Yes, I can speak to that to some extent, but also bear in mind that there was one other instance of an Australian citizen being arbitrarily detained in China in recent years—Cheng Lei. She was released late last year, I think after very extensive interventions and negotiations with the Australian government.
Tragically, we have one good news story and one bad news story. Going to Dr. Yang Hengjun, it's very clear from the Chinese government statements in the last week or two that there is absolutely no intention of releasing him. In fact, he has been convicted in the very opaque and arbitrary way of the PRC system.
He's been convicted of an alleged espionage offence and formally given a death sentence which, as we understand it, has been suspended for the time being. Now, part of that tragedy is that the suspension of the sentence may be quite meaningless, because it's understood that he is very ill and that his health condition could well be a consequence of medical neglect during his detention. His family in Australia, his friends, supporters and, I think, Australian society generally are facing the prospect that he may never return to this country.

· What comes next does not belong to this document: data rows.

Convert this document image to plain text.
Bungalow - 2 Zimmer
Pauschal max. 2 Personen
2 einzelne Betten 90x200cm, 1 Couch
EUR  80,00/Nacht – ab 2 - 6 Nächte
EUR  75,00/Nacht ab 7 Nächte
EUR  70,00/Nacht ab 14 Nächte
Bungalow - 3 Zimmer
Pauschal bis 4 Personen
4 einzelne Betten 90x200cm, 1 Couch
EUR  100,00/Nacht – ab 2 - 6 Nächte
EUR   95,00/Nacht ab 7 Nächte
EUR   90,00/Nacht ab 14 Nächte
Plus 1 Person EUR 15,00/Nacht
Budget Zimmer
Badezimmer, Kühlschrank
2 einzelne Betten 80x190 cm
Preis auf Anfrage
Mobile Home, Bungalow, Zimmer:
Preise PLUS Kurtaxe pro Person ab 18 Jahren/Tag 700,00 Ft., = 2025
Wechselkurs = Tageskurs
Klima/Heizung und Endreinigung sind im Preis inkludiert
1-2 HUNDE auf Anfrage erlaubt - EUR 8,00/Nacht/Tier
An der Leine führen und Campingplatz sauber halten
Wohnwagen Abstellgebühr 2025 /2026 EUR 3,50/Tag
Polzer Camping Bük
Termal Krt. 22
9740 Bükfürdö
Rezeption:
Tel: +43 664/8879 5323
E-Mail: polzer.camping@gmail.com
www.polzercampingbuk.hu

He is an Australian citizen and has been for quite some time. The coverage of his case increasingly now refers to his earlier status not only as a PRC citizen but as an employee of Chinese government agencies. Reportedly the foreign ministry and the ministry of state security are not in a position to comment with any kind of expertise on that, one way or another.
However, it's been argued in the Australian media coverage that perhaps one reason the Chinese state is so insistent on holding onto him is a sense that he is effectively one of their own, effectively someone who was within the Communist Party security apparatus, who later in life became convinced of the virtues of democracy and has been fearless in campaigning for that. Therefore, in that sense, he's being used, perhaps, as a really ruthless example.
There's also a context and a question as to whether his continued imprisonment and the shadow of his death sentence are some form of continued signalling of coercion to the Australian government, effectively a kind of good behaviour bond for Australian diplomatic respect for China.